In the northern regions and among Ghanaian Muslims in general, the Hausa language is also used as a lingua franca.
For many visitors the history of Ghana starts with the slave trade, and interaction with Europeans, but there was a long and rich history before that. Remnants of thriving civilisations can be seen in the Northern region, at both the Larabanga mosque which dates from the 15th century and the 16th century Nalerigu Defence Wall.
With the growth in power and prestige of the Ashanti Kingdom in the 17th and 19th Centuries, the capital Kumasi also grew and now contains a number of historic sights.

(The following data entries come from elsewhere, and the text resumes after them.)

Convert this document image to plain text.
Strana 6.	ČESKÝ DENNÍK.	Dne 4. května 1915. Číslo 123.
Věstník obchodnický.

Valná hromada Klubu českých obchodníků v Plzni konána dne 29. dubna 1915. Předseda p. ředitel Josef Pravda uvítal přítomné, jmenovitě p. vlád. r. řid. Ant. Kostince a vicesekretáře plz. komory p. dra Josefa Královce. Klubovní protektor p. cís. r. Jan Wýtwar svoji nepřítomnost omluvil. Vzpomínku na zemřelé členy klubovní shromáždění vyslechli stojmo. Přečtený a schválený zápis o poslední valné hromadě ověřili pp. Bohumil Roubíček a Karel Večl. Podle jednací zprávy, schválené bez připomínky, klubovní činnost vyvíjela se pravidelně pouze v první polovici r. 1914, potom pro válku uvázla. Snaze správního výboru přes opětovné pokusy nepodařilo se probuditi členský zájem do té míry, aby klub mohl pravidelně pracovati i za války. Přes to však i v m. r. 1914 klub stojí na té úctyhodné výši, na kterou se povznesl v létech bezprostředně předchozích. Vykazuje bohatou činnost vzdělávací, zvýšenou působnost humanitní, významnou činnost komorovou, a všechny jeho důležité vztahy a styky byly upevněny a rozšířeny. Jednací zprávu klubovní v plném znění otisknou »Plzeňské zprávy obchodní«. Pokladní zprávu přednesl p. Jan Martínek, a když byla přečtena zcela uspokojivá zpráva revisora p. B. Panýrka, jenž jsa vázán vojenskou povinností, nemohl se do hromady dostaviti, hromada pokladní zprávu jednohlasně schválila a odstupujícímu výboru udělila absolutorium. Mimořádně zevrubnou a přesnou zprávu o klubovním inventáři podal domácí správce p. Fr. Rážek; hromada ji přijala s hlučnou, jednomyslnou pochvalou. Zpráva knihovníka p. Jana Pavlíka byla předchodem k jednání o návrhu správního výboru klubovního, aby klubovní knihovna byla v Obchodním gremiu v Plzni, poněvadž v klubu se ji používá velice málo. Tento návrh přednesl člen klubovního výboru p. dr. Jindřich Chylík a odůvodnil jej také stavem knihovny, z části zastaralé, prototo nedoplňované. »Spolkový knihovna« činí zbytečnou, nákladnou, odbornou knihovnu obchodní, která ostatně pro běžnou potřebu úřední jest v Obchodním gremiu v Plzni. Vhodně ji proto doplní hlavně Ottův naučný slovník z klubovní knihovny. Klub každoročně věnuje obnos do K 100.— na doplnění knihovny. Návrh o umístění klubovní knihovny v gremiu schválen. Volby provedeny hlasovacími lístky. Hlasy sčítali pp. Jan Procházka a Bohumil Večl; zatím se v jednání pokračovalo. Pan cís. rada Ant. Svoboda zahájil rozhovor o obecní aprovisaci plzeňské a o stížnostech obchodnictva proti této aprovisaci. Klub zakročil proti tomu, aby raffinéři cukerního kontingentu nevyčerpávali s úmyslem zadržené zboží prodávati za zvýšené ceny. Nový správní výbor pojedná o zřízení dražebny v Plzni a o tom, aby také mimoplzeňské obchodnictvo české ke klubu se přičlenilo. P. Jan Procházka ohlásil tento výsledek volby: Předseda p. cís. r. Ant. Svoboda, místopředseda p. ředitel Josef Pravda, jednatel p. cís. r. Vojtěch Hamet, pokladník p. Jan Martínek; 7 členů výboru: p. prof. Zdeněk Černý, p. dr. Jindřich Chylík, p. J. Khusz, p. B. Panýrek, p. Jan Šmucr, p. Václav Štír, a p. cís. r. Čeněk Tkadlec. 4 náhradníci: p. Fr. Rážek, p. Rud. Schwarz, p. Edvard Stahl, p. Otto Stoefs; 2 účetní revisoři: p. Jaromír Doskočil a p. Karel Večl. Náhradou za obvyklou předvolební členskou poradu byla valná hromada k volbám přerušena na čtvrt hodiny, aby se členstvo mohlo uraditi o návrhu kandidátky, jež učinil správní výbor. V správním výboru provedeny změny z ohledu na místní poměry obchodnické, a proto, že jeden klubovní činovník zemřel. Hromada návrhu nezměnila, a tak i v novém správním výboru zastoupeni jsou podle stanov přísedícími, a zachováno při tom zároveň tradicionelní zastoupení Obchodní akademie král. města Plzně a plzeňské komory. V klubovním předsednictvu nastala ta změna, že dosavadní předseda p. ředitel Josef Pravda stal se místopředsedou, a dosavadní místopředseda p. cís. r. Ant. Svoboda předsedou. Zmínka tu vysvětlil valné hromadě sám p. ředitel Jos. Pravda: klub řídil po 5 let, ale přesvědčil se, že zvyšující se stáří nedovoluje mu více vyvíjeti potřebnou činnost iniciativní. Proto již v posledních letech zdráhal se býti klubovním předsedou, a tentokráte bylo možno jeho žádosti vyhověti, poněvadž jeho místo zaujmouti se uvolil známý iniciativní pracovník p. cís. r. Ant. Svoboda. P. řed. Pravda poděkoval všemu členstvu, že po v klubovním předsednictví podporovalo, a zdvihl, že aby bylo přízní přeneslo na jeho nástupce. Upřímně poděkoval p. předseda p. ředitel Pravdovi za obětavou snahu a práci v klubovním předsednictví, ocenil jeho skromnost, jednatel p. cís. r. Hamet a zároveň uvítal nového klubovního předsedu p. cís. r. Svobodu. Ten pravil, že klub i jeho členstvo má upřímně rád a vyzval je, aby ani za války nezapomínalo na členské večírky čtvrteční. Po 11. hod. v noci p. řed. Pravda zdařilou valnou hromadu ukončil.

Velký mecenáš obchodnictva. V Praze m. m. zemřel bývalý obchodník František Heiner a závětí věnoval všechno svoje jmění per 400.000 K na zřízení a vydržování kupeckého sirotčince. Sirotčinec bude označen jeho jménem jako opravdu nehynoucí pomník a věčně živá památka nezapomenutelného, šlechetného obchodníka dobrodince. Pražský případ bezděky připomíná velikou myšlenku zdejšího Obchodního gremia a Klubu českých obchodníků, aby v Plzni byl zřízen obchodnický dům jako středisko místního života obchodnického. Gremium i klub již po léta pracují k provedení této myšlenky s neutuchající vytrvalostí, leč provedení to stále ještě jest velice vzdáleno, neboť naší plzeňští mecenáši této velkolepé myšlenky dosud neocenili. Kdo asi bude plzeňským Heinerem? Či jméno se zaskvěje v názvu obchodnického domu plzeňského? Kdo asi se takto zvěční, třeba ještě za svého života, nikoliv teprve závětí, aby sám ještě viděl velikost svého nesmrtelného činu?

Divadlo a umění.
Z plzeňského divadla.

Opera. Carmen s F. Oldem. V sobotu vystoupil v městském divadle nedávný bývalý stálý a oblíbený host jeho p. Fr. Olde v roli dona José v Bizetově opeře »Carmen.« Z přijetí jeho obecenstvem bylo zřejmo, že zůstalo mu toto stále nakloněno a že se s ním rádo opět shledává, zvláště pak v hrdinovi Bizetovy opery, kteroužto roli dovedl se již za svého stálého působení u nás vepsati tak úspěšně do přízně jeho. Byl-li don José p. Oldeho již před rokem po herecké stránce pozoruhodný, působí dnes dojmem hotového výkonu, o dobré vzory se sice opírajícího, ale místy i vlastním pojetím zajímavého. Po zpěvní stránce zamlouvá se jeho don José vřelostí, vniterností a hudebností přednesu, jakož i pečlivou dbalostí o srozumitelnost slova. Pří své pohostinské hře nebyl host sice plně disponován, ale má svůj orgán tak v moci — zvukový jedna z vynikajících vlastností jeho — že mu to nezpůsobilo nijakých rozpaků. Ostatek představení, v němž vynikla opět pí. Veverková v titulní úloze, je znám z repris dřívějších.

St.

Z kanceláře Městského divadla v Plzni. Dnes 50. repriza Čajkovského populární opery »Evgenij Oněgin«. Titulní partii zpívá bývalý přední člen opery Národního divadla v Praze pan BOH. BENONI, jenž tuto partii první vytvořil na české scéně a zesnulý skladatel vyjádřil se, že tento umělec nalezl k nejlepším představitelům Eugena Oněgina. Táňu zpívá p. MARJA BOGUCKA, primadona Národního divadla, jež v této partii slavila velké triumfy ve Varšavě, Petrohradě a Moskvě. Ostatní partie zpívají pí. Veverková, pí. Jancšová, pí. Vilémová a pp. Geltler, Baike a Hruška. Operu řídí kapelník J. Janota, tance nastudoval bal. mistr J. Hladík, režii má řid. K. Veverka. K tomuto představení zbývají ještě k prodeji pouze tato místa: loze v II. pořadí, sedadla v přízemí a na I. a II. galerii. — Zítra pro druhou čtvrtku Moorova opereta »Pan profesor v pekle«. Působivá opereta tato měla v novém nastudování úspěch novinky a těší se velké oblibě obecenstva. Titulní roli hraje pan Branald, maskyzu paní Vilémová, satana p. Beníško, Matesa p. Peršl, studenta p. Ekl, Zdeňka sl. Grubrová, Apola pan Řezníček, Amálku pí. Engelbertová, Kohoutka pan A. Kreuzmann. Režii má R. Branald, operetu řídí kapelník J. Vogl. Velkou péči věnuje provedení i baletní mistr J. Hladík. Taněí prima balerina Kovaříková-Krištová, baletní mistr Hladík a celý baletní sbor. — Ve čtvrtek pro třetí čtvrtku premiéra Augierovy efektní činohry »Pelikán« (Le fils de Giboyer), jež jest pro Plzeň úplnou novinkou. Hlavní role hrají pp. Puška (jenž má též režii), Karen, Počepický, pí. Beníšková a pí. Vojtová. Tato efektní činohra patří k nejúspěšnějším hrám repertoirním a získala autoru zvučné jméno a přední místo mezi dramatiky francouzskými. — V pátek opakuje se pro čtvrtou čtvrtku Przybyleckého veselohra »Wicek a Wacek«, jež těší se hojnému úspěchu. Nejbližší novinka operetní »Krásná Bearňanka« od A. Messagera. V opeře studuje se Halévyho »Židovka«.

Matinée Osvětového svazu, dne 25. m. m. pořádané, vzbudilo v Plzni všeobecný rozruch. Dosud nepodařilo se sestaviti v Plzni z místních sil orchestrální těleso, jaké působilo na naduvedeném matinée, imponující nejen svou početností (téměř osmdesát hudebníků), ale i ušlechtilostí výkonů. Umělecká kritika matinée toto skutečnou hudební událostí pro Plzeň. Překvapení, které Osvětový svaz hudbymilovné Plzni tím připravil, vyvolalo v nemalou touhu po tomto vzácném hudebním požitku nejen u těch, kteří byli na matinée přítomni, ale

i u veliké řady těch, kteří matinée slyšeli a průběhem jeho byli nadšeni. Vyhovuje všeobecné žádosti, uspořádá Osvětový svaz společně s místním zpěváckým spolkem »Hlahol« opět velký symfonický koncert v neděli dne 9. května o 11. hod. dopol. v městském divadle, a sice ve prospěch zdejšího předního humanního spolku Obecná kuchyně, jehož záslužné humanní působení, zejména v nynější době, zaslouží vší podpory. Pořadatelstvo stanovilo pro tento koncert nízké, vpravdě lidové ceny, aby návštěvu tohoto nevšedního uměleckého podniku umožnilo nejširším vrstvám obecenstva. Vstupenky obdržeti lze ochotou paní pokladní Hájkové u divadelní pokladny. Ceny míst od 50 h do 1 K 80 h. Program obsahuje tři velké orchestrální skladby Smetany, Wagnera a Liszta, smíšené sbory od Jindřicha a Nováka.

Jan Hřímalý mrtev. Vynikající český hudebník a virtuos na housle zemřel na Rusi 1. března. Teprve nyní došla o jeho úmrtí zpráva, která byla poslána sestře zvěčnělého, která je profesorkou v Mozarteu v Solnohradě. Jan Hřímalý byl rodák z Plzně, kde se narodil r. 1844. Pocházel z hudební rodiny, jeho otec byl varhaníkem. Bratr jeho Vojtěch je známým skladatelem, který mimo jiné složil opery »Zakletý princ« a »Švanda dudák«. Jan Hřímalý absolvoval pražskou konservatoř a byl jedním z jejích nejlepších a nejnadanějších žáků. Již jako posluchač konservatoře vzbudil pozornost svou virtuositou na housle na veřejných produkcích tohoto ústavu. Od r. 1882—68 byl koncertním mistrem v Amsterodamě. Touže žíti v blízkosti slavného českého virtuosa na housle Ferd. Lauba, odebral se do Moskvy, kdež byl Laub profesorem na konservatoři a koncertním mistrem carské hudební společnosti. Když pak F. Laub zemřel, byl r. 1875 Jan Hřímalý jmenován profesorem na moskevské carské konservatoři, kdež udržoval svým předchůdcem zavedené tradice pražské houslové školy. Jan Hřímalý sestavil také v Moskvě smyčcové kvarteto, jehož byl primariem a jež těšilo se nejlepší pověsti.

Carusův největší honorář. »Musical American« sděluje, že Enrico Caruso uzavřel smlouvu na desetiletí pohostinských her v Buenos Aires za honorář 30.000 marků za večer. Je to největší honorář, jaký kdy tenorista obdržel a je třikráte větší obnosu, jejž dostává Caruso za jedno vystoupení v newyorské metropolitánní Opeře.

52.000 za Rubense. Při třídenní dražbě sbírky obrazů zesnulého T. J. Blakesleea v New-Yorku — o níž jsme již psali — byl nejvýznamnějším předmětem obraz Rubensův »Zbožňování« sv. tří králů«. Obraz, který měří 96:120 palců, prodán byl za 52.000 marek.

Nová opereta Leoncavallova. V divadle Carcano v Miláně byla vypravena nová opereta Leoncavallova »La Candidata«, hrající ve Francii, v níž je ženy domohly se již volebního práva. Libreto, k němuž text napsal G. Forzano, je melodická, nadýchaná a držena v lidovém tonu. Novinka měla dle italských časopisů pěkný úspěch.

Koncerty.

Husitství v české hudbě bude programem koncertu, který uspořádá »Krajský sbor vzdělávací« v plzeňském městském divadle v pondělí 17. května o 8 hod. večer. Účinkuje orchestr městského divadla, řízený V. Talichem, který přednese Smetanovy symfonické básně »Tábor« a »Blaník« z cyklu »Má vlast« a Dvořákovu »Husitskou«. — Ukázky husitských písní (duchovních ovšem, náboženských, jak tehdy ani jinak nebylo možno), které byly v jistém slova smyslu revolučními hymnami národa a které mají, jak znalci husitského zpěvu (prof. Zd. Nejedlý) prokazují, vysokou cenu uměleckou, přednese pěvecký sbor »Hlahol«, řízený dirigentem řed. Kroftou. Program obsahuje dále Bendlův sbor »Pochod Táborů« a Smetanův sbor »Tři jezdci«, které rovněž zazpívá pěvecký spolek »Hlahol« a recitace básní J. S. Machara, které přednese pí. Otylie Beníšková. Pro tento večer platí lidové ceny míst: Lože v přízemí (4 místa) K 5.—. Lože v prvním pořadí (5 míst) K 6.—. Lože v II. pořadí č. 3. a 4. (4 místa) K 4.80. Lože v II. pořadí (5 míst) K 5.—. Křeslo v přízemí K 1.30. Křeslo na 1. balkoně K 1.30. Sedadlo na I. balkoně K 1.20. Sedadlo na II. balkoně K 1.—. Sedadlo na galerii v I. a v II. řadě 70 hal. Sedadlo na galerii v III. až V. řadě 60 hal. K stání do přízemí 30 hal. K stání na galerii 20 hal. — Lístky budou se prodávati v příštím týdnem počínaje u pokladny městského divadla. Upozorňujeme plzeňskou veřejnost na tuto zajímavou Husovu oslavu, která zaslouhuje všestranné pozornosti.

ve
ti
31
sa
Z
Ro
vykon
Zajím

However the slave trade did leave its mark on Ghana, with forts built by the British, Dutch, Danish, Germans, Portuguese and Swedish dotted all along the coast. Excellent examples of these can be seen at both Cape Coast and Elmina, these forts give a glimpse of the time of slavery and a view of the last sight of Africa for thousands of people, as well as being Unesco World Heritage sites.
Ghana is blessed with an abundance of natural treasures, from beautiful beaches such as those at Kokrobite and Winneba, where you can relax with a cocktail, enjoy a stay at a beach front hotel or watch the fishermen at work. Alternatively you could take the waters inland instead, Volta Lake created by the damming of the River Volta at Akosombo in the mid 1960’s to provide a source of electricity to Ghana now also provides a wonderful viewing point from the dam itself or trips out onto the lake itself or you can take a trip on the River Volta instead at Ada.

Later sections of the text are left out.